Here is my approach:
Let $D = \{X_{1}, . . . , X_{n}\}$
First, we find the expression for the likelihood $p(D|\theta)$
Now $X_{(n)}$ cannot be greater than $\theta$. So, likelihood is $0$ for $\theta < X_{(n)}$
\begin{equation} p(D|\theta) = \begin{cases} 0, & \theta < X_{(n)} \\ 1/\theta^{n}, & \text{otherwise} \end{cases} \end{equation}
The posterior is proportional to prior times likelihood
\begin{equation} p(\theta | D) \propto \begin{cases} 0, & \theta < X_{(n)} \\ \theta^{-n} e^{-\theta}, & \text{otherwise} \end{cases} \end{equation}
Let $\frac{1}{\theta} = \beta$ \begin{equation} p(\beta | D) \propto \begin{cases} 0, & \beta > X_{(n)} \\ \theta^{-n} e^{-\theta}, & 0 < \beta \leq X_{(n)} \end{cases} \end{equation} Bayes estimate of $\beta$, \begin{equation} \hat{\beta} = \mathbb{E}_{p(\beta| D)}[\beta] = \int_{0}^{X_{(n)}} \beta p(\beta|D) d\beta = \int_{0}^{X_{(n)}} \theta^{-(n + 1)}e^{-\theta} d\beta = \int_{X_{(n)}}^{\infty} \theta^{-(n + 3)}e^{-\theta} d\theta \end{equation}
First, I don't know if what I have done till now is correct or not. Second, I have no idea how to solve this integral. Third, is it correct to just find the Bayes estimate of $\theta$ and invert it to get Bayes estimate of $1/\theta$?
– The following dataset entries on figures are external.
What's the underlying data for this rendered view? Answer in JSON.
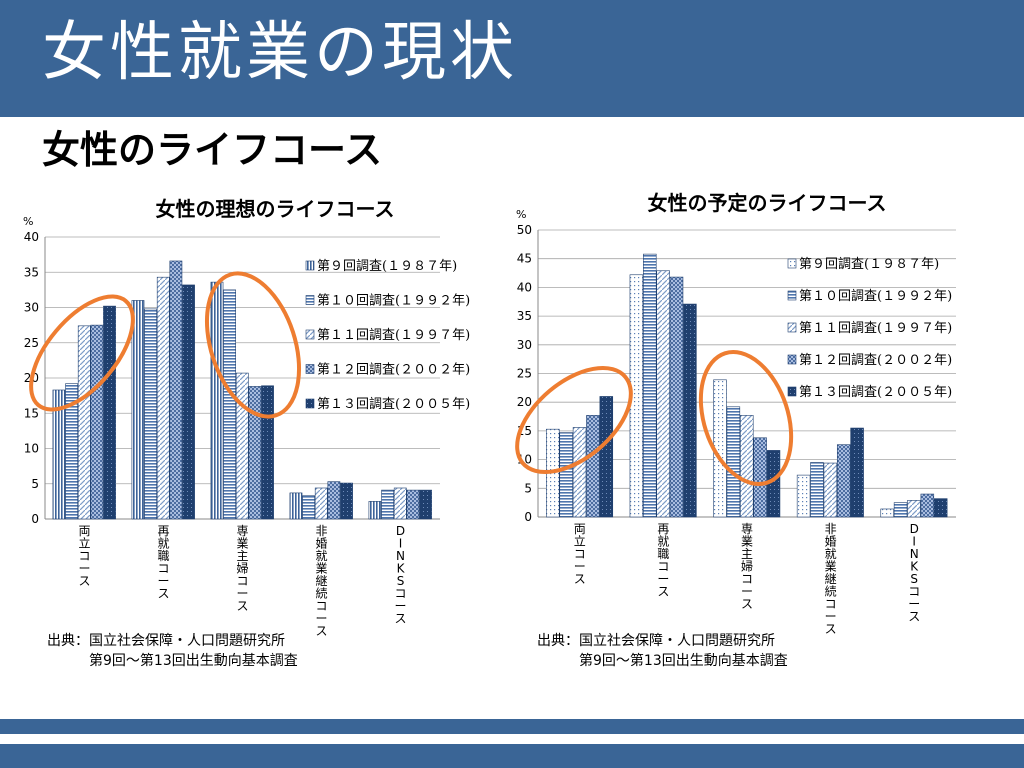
{
  "slide": {
    "title": "女性就業の現状",
    "subtitle": "女性のライフコース"
  },
  "colors": {
    "title_bar": "#3a6596",
    "highlight_ellipse": "#ee7d31",
    "series": [
      "#4a6fa5",
      "#5b7fb5",
      "#7d9cc8",
      "#4d6da0",
      "#1f3f6e"
    ]
  },
  "chart_data": [
    {
      "type": "bar",
      "title": "女性の理想のライフコース",
      "ylabel": "%",
      "ylim": [
        0,
        40
      ],
      "yticks": [
        0,
        5,
        10,
        15,
        20,
        25,
        30,
        35,
        40
      ],
      "categories": [
        "両立コース",
        "再就職コース",
        "専業主婦コース",
        "非婚就業継続コース",
        "DINKSコース"
      ],
      "series": [
        {
          "name": "第９回調査(１９８７年)",
          "values": [
            18.3,
            31.0,
            33.6,
            3.7,
            2.5
          ]
        },
        {
          "name": "第１０回調査(１９９２年)",
          "values": [
            19.2,
            29.8,
            32.5,
            3.3,
            4.1
          ]
        },
        {
          "name": "第１１回調査(１９９７年)",
          "values": [
            27.4,
            34.3,
            20.7,
            4.4,
            4.4
          ]
        },
        {
          "name": "第１２回調査(２００２年)",
          "values": [
            27.5,
            36.6,
            18.8,
            5.3,
            4.1
          ]
        },
        {
          "name": "第１３回調査(２００５年)",
          "values": [
            30.2,
            33.2,
            18.9,
            5.1,
            4.1
          ]
        }
      ],
      "grid": true,
      "legend": "right"
    },
    {
      "type": "bar",
      "title": "女性の予定のライフコース",
      "ylabel": "%",
      "ylim": [
        0,
        50
      ],
      "yticks": [
        0,
        5,
        10,
        15,
        20,
        25,
        30,
        35,
        40,
        45,
        50
      ],
      "categories": [
        "両立コース",
        "再就職コース",
        "専業主婦コース",
        "非婚就業継続コース",
        "DINKSコース"
      ],
      "series": [
        {
          "name": "第９回調査(１９８７年)",
          "values": [
            15.3,
            42.2,
            23.9,
            7.3,
            1.4
          ]
        },
        {
          "name": "第１０回調査(１９９２年)",
          "values": [
            14.7,
            45.8,
            19.2,
            9.5,
            2.5
          ]
        },
        {
          "name": "第１１回調査(１９９７年)",
          "values": [
            15.6,
            42.9,
            17.7,
            9.4,
            2.9
          ]
        },
        {
          "name": "第１２回調査(２００２年)",
          "values": [
            17.7,
            41.8,
            13.8,
            12.6,
            4.0
          ]
        },
        {
          "name": "第１３回調査(２００５年)",
          "values": [
            21.0,
            37.1,
            11.6,
            15.5,
            3.2
          ]
        }
      ],
      "grid": true,
      "legend": "right"
    }
  ],
  "sources": [
    {
      "line1": "出典：国立社会保障・人口問題研究所",
      "line2": "第9回～第13回出生動向基本調査"
    },
    {
      "line1": "出典：国立社会保障・人口問題研究所",
      "line2": "第9回～第13回出生動向基本調査"
    }
  ]
}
First you have to normalize you posterior which results
$$\pi(\theta|\mathbf{x})=\frac{1}{\Gamma[1-n,x_{(n)}]}\theta^{-n}e^{-\theta}\cdot\mathbb{1}_{(x_{(n)};+\infty)}(\theta)$$
Then, given that the loss function is quadratic, Bayes estimation is the posterior expectation, that is
$$\mathbb{E}\left[\frac{1}{\theta};\mathbf{x}\right]=\frac{1}{\Gamma[1-n,x_{(n)}]}\int_{x_{(n)}}^{+\infty}\theta^{-(n+1)}e^{-\theta} d\theta=\frac{\Gamma[-n,x_{(n)}]}{\Gamma[1-n,x_{(n)}]}$$